!!Eu dançava que nem o Michael, ou: é agora que começa a lenda?!! por Rod Castro

26 de jun de 2009

Eu sei que você uma hora dessas deve estar dando muitas risadas imaginando como deveria ser eu - branquelo de cabelos castanhos, com somente 5 anos de idade e cheio de sardas – dançando que nem o mestre Michael Jackson, ao som do seu disco perfeito “Thriller”. Com direito a moonwalker no dia 22 de fevereiro de 1983, um dos dias mais felizes da minha infância, quando ganhei o tão esperado disco em que ele estava com um terno branco, calças da mesma cor e blusa preta.

Mas não era somente eu que dançava que nem ele, praticamente todas as pessoas, principalmente as crianças que estavam na festa não queriam saber de Balão Mágico, Trem da Alegria ou da maldita Xuxa, nops! Todos dançavam, lembravam de seus passos e sinceramente tentavam, quase impossível sem muito treino, parecer com a maior estrela da música mundial daquele ano – nada de rei do pop, isso foi com o passar do tempo, em 1983 ele era mais poderoso que todos.

Sua parceria com Quincy Jones fazia todas as pessoas, de todas as idades e de todas as cores – sem essa babaquice dele querer ficar branco, isso só ele poderia esclarecer, sem trocadilhos – se balançarem mundo a for a. Desde os mulçumanos, passando pelas pessoas da minha rua, chegando até o número 1 de todas as paradas desse planeta e até de outras galáxias.

Se havia alguém que conseguia parar o mundo na década de oitenta, não somente no ano de Thriller, ele era o cara, o mundo soube, quase que instantâneamente quando: ele queimou uma das mãos fazendo um comercial da Pepsi, quando ele inventou o passo para trás, adotou uma jaqueta vermelha, começou a era dos filmes no formato vídeoclipe e infelizmente também viu sua derrocada ladeira abaixo.

Seu poder perante as pessoas era tamanho, que somente essas poucas ações listadas acima, acabaram lançando moda em todas as esquinas e festas ao redor do planeta: a luva que ele usou para esconder as queimaduras na mão virou adereço de dançarinos no mesmo ano; moonwalker causou um estardalhaço quando foi encenado a frente de centenas de convidados de uma festa da MTV – procura no youtube e se arrepie; sua jaqueta vermelha, tanto do vídeo Thriller quanto do vídeo Beat It era obrigatória mesmo em cidades quentes como a que eu vivo – Manaus; e seus vídeoclipes eram praticamente curtas metragens com trilha pop – trabalhou com gente do peso de David Fincher, Martin Scorsese, entre vários outros.

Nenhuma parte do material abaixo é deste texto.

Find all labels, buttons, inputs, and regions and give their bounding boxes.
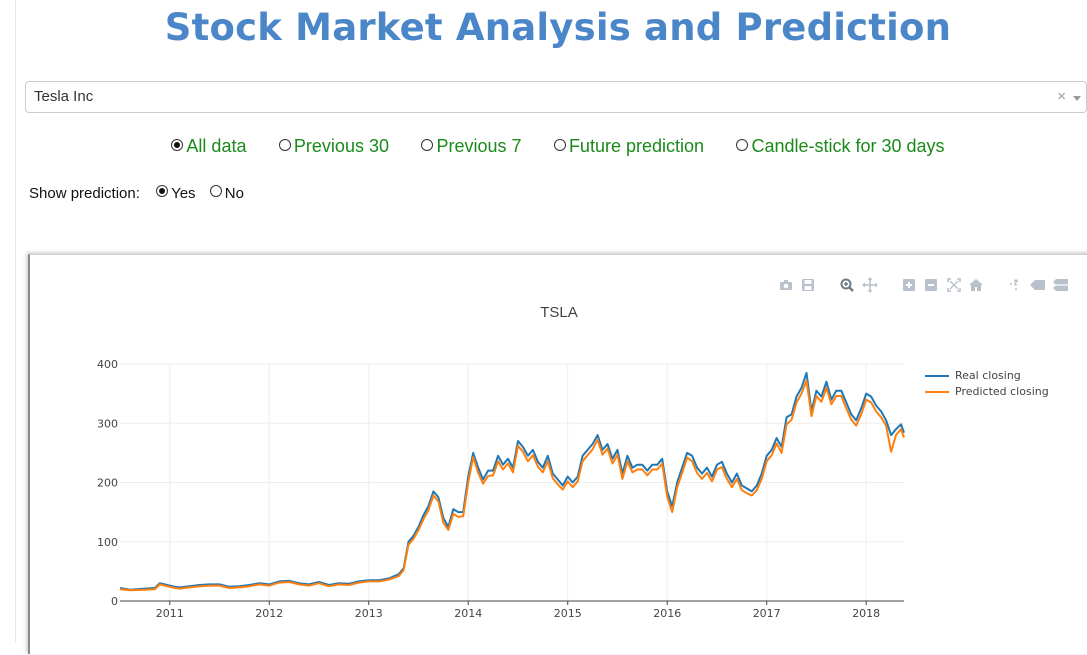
radio-button[interactable] — [421, 139, 434, 151]
radio-previous-7[interactable]: Previous 7 — [421, 136, 521, 157]
legend-swatch — [925, 375, 949, 377]
radio-previous-30[interactable]: Previous 30 — [278, 136, 389, 157]
x-tick-label: 2018 — [852, 607, 880, 620]
radio-button[interactable] — [553, 139, 566, 151]
y-tick-label: 100 — [97, 536, 118, 549]
pan-icon[interactable] — [861, 277, 878, 293]
prediction-toggle: Show prediction: Yes No — [29, 185, 254, 202]
radio-all-data[interactable]: All data — [171, 136, 246, 157]
radio-prediction-yes[interactable]: Yes — [156, 185, 196, 202]
radio-label: No — [224, 185, 244, 202]
page-title: Stock Market Analysis and Prediction — [164, 6, 952, 49]
predicted-closing-line — [119, 379, 905, 592]
camera-icon[interactable] — [778, 277, 794, 293]
legend-label: Predicted closing — [955, 385, 1049, 398]
radio-button[interactable] — [278, 139, 291, 151]
legend-item-predicted-closing[interactable]: Predicted closing — [925, 384, 1049, 400]
autoscale-icon[interactable] — [946, 277, 962, 293]
radio-candle-stick[interactable]: Candle-stick for 30 days — [736, 136, 945, 157]
radio-button[interactable] — [156, 185, 169, 197]
reset-axes-icon[interactable] — [968, 277, 984, 293]
y-tick-label: 200 — [97, 477, 118, 490]
save-icon[interactable] — [800, 277, 816, 293]
stock-chart[interactable]: 0 100 200 300 400 2011 2012 2013 2014 2015 2016 201… — [30, 255, 1087, 655]
chart-title: TSLA — [540, 304, 578, 321]
hover-compare-icon[interactable] — [1051, 277, 1068, 293]
radio-button[interactable] — [209, 185, 222, 197]
legend-swatch — [925, 391, 949, 393]
chart-legend: Real closing Predicted closing — [925, 368, 1049, 400]
chart-modebar — [778, 277, 1087, 293]
y-tick-label: 300 — [97, 417, 118, 430]
x-tick-label: 2014 — [454, 607, 482, 620]
stock-dropdown[interactable]: Tesla Inc × — [25, 81, 1087, 113]
radio-prediction-no[interactable]: No — [209, 185, 244, 202]
zoom-in-icon[interactable] — [901, 277, 917, 293]
page-divider — [15, 0, 16, 643]
x-tick-label: 2012 — [255, 607, 283, 620]
prediction-toggle-label: Show prediction: — [29, 185, 140, 202]
zoom-out-icon[interactable] — [923, 277, 939, 293]
x-tick-label: 2017 — [753, 607, 781, 620]
x-tick-label: 2016 — [653, 607, 681, 620]
radio-label: Previous 30 — [293, 136, 389, 156]
view-radio-group: All data Previous 30 Previous 7 Future p… — [0, 136, 1087, 157]
chart-container: TSLA 0 100 200 300 400 2011 2012 2013 2014 2015 20… — [28, 254, 1087, 654]
radio-button[interactable] — [736, 139, 749, 151]
x-tick-label: 2013 — [355, 607, 383, 620]
radio-future-prediction[interactable]: Future prediction — [553, 136, 705, 157]
y-tick-label: 0 — [111, 595, 118, 608]
radio-label: Candle-stick for 30 days — [751, 136, 945, 156]
x-tick-label: 2011 — [156, 607, 184, 620]
legend-label: Real closing — [955, 369, 1021, 382]
real-closing-line — [119, 371, 905, 591]
x-tick-label: 2015 — [554, 607, 582, 620]
legend-item-real-closing[interactable]: Real closing — [925, 368, 1049, 384]
stock-dropdown-value: Tesla Inc — [34, 88, 94, 105]
zoom-icon[interactable] — [839, 277, 855, 293]
radio-label: Future prediction — [568, 136, 705, 156]
hover-closest-icon[interactable] — [1029, 277, 1046, 293]
clear-icon[interactable]: × — [1057, 88, 1066, 105]
radio-label: Yes — [171, 185, 196, 202]
spike-lines-icon[interactable] — [1007, 277, 1023, 293]
radio-button[interactable] — [171, 139, 184, 151]
radio-label: All data — [186, 136, 247, 156]
y-tick-label: 400 — [97, 358, 118, 371]
radio-label: Previous 7 — [436, 136, 522, 156]
chevron-down-icon[interactable] — [1073, 96, 1081, 101]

Outro legado lançado por Jackson: a primeira grande ação realizado por um pop star/rock star teve sua participação efetiva. Junto com Quincy Jones e senão me falha a memoria agora Steve Wonder, escreveu o hino We Are The World e reverteu a venda do EP toda para as vítimas da fome na África. E foi além, em Beat It, de Thriller, pediu para que Quincy escolhesse o melhor guitarrista do rock naquele momoento para fazer um solo rápido na canção, resultado: Eddie Van Halen arrebentou na gravação e fez um solo de praticamente 1 minuto.

Mesmo sendo a estrela maior, Michael não se abateu e pediu para que o solo entrasse por completo no meio da música, será que as estrelas de hoje em dia deixariam outro astro brilhar de forma tão intensa no seu melhor disco? Ele deixou e hoje no dia em que o mundo entende que ele morreu Eddie lamenta sua perda.

É Michael Jackson está morto e isso me lembra que hoje quando Justin Timberlake se requebra e faz barulhos com a boca - tcha, shaa e demais – quando os caras do Maroon 5 suingam sua música e seu vocalista afina a voz e quando Beyoncés e Rihannas se requebram e até mesmo usam trechos de suas músicas em suas “novas” composições ele, a partir de hoje estará vivo.

Por ultimo algo engraçado: quando meu filho tinha uns 5 meses e acordava lá pelas 5 da manhã – talvez para pegar um ônibus para o distrito, hehe – uma vez coloquei na MTV e entrou o bom e velho MJ cantando o clássico Rock With You, naquele clipe que ele veste uma roupa cheio de brilho e um raio laser por detrás dele joga seu canhão em efeito, lembra?

Ernesto meu filho parou e olhou fixamente para a tela e eu tive o seguinte raciocínio: poxa, nem pra tu morrer logo e as pessoas lembrarem quem você já foi Michael. E agora que ele está morto, nesse momento sinceramente triste, sinto ouvindo sua música como ele foi importante para o meu gusto musical, meu jeito de ser e talvez até um dos principais culpados de eu ser quem eu sou.

Vai-se o homem e graças a Deus, agora começa a lenda.